Clinical data published last week in the Canadian Medical Association Journal once again affirmed the safety and efficacy of cannabis as a therapeutic agent - a conclusion that directly conflicts with present US policy. Nonetheless, the mainstream media coverage of this event was predictably underwhelming. Let's take a look.
On Monday, May 14, Reuters Health News Wire reported on this latest study, conducted by researchers at the University of California, San Diego, under this headline, "Marijuana may ease multiple sclerosis symptoms." By contrast, the findings of the study, as stated in its abstract were anything but equivocal, concluding, "Smoked cannabis was superior to placebo in symptom and pain reduction."
Similarly, the body of the Reuters story continued to play down the study's results. A case in point: According to Reuters Health: "The study, published Monday, found that for 30 MS patients with muscle 'spasticity,' a few days of marijuana smoking brought some relief. But the big caveat, researchers say, is that it's not clear that the downsides of pot smoking are worth it." Reuters' description of the study, as summarized above, is problematic for several reasons. One, Reuters Health correspondent Amy Norton characterizes the subjects in the study as MS patients. This, of course, is true. But the author notably fails to provide an additional, highly important detail: that all of the study's participants suffered from "treatment resistant" MS. This fact, once acknowledged, makes the study's results far more significant than they might otherwise be.
Two, a review of the actual text of the study itself reveals that inhaled cannabis provided significant, objective relief of subjects' spasticity, not "some relief," as described by Reuters. How significant? According to the study's authors, inhaled cannabis reduced average spasticity at rates that were equal to or in some cases more effective than those reported in separate trials of conventional anti-spasticity medications. Moreover, as noted above, these results occurred in a patient population that had previously received "insufficient relief from traditional treatments." Yet, at no point did the Reuters story point out any of these facts.
Instead, much of Reuters' coverage focused largely on the purported "downsides" of cannabis therapy.
"I think this study shows that yes, (marijuana) may help with spasticity, but at a cost," said lead researcher Corey-Bloom, to Reuters. The article elaborated, "The cost, her team found, is that smoking caused fatigue and dizziness in some users and generally slowed down people's mental skills soon after they used marijuana." The article also quoted a spokesperson from the National MS Society, who added, "[S]moking marijuana does not appear to be a long-term solution because of the cognitive effects."
What does the actual study have to say about these supposed adverse effects on cognition? Not much. "The clinical significance of this result is uncertain; despite the transient decrease in (cognitive test) scores, patients were still within normal ranges for their ages and levels of education," authors wrote. They also acknowledged that many conventional MS medications are similarly associated with changes in cognitive performance, stating, "It is worth noting that conventional treatments such as baclofen and tizanidine hydrochloride may also affect cognition."
Overall, the study's authors described the safety profile of cannabis treatment to be "generally well-tolerated" - hardly the impression one would be left with after reading Reuters' coverage.

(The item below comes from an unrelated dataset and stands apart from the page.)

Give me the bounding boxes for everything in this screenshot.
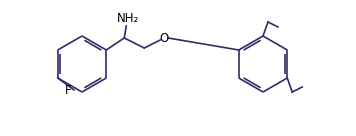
Text: NH₂: NH₂ [117,13,139,26]
Text: F: F [65,84,71,97]
Text: O: O [159,32,169,44]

Finally, notably absent from Reuters reporting was that the study's investigators also tracked patients' response to MS-associated pain following cannabis inhalation. (Many MS patients report suffering from neuropathic pain - a type of nerve pain that is generally poorly managed by conventional analgesics.) And the results? "We saw significant reduction in the pain felt by our participants," authors concluded. "Treatment reduced pain scores on a visual analogue scale ... more than placebo." Oddly, Reuters did not find this secondary outcome worth reporting.
For decades, opponents of the medical use of cannabis have demanded that proponents demonstrate the safety and efficacy of cannabis in Food and Drug Administration-approved clinical trials. Clinical investigators have now done so, repeatedly. Yet, the mainstream media continues to respond to the publication of these findings with a collective yawn. As long as they continue to do so, there is little chance that federal officials will seriously consider amending cannabis' present Schedule I status under federal law - a classification that continues to define marijuana as a substance equally dangerous as heroin and possessing no accepted medical utility. It is a classification that was most recently challenged by investigators writing in The Open Neurology Journal, a peer-reviewed, open access publication.
"The classification of marijuana as a Schedule I drug as well as the continuing controversy as to whether or not cannabis is of medical value are obstacles to medical progress in this area," authors wrote in an essay entitled, "Medical Marijuana: Clearing Away the Smoke." "Based on evidence currently available, the Schedule I classification is not tenable; it is not accurate that cannabis has no medical value, or that information on safety is lacking. It is true cannabis has some abuse potential, but its profile more closely resembles drugs in Schedule III (where codeine and dronabinol are listed)."
Predictably, the mainstream media has yet to report on this finding either.